Je n’ai jamais très bien compris pourquoi on parlait de violence « ordinaire » ou de machisme « ordinaire ». Il est aisé de comprendre qu’il s’agit simplement d’une distinction face à une violence extrême ayant des conséquences redoutables. Cependant ce terme d’ordinaire m’a toujours dérangée. Enfin, je dis toujours comme si je le connaissais depuis longtemps mais en réalité je ne m’intéresse aux causes égalitaires que depuis peu. Ce terme d’ordinaire est gênant pour plusieurs raisons dont la principale est sûrement que cela dédramatise le mot qui le précède. Le machisme devient le machisme « ordinaire », comme si d’un coup il n’était plus si grave, qu’il n’avait pas de conséquences importantes et que l’on pouvait le reléguer à une sorte de machisme de second rang. Qu’est-ce que cela veut dire ? Que l’on doit combattre le machisme dans sa forme la plus violente et laisser de côté ce machisme ou cette violence « ordinaire » ? Evidemment qu’il faut traiter les victimes de violence en priorité, les raisons sont évidentes. Mais toutes les victimes de ce machisme ou cette violence ordinaires que faut-il en faire ? Leur dire d’attendre patiemment que cette violence de second ordre devienne une violence de premier ordre ? Attendre qu’elles se fassent agresser, battre, violer, avant de prendre en compte leurs souffrances ?
Je n’ai jamais eu, heureusement pour moi, à subir ce que l’on pourrait qualifier de violence de premier ordre. Mais le machisme ordinaire, ça, je connais.
La première expérience que j’en ai eu c’était à ma sortie du lycée, je rentrais en études supérieures et pour cela il fallait prendre le train. Châtelet à Paris. Le RER B à l’heure de pointe… les parisiennes comprendront rapidement où je veux en venir.

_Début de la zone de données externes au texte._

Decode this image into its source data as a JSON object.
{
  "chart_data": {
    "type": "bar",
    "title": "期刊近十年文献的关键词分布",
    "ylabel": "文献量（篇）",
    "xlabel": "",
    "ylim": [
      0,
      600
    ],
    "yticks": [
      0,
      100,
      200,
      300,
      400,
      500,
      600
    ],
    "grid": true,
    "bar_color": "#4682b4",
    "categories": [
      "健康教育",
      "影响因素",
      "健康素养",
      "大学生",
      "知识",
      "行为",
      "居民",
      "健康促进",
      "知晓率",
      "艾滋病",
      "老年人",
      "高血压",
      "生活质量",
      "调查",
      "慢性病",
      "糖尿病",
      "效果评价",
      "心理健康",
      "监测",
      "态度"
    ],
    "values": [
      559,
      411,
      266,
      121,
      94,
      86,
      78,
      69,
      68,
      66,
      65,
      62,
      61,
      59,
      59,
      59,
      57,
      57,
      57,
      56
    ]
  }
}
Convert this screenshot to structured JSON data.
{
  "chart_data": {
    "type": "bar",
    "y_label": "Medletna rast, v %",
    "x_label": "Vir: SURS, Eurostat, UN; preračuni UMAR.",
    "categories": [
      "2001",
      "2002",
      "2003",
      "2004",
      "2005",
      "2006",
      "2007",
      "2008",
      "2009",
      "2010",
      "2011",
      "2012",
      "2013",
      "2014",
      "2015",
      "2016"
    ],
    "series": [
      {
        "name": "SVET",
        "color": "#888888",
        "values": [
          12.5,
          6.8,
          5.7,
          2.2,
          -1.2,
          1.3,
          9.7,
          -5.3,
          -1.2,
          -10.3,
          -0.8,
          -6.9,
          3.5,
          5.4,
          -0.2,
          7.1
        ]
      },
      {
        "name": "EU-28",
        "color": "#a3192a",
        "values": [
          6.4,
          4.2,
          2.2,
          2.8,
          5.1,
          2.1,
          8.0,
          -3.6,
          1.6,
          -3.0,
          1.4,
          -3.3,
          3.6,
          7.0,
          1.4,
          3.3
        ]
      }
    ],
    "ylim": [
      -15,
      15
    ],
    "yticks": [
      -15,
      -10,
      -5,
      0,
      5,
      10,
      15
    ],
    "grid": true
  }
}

Un jour que le wagon était tellement bondé que l’on pouvait à peine respirer et absolument pas bouger je sens une main effleurer mes fesses. « Pas de panique, me dis-je, ça doit être quelqu’un qui cherche son portable dans son sac, après tout nous sommes tellement serré ici ! » Mais moins d’une demi-seconde après avoir formulé cette pensée je sens que la main remonte sous ma jupe droit vers mon entrejambe. Sans réfléchir – et comme je ne pouvais pas me retourner pour voir de qui il s’agissait – je donne un grand coup de coude derrière moi. J’entends distinctement quelqu’un dire « Aie ! » sans savoir si cela provient ou non de mon pervers mais tant pis, la main se retire et ne reviens pas.
Je pars en province, plus de main baladeuse pour moi et à part quelques moments de drague le soir au retour de soirée – ce que je considère plus ou moins comme normal – rien ne vient me rappeler cet écœurant épisode du train. Une violence « ordinaire », sans séquelle physique mais un mauvais souvenir. Je sens confusément que ce n’est pas normal d’avoir ce genre de souvenir, mais j’oublie rapidement.
Retour à Paris. Tous les matins dans ma petite banlieue je passe devant un chantier. Tous les matins l’un des ouvriers, un petit homme à moitié chauve d’une quarantaine d’année, me dit bonjour d’une façon si insistante que je ne peux qu’y répondre. Parfois il me demande si ça va, il me dit que je suis mignonne aujourd’hui lorsque je porte une robe… (Ce mot de « mignonne » prononcé par un inconnu me dégoûte; pense t-il que je suis une petit fille ? Cela me donne l’impression d’avoir 10 ans et d’être face à un pédophile, j’exagère à peine). Lorsque je passe loin de lui je me sens soulagée, pas obligée de lui répondre. Pourtant il a beau être à l’autre bout du chantier, il me siffle pour que je me retourne et le salue. C’est ordinaire, pas violent… Alors pourquoi ai-je une boule au ventre le matin lorsque je sors prendre mon train ? Pourquoi me dis-je, lorsque je vais dormir chez mon ami : « Ouf je n’aurai pas à passer devant le chantier demain matin ! ». Il me semble que je ne devrais pas avoir à penser à cela.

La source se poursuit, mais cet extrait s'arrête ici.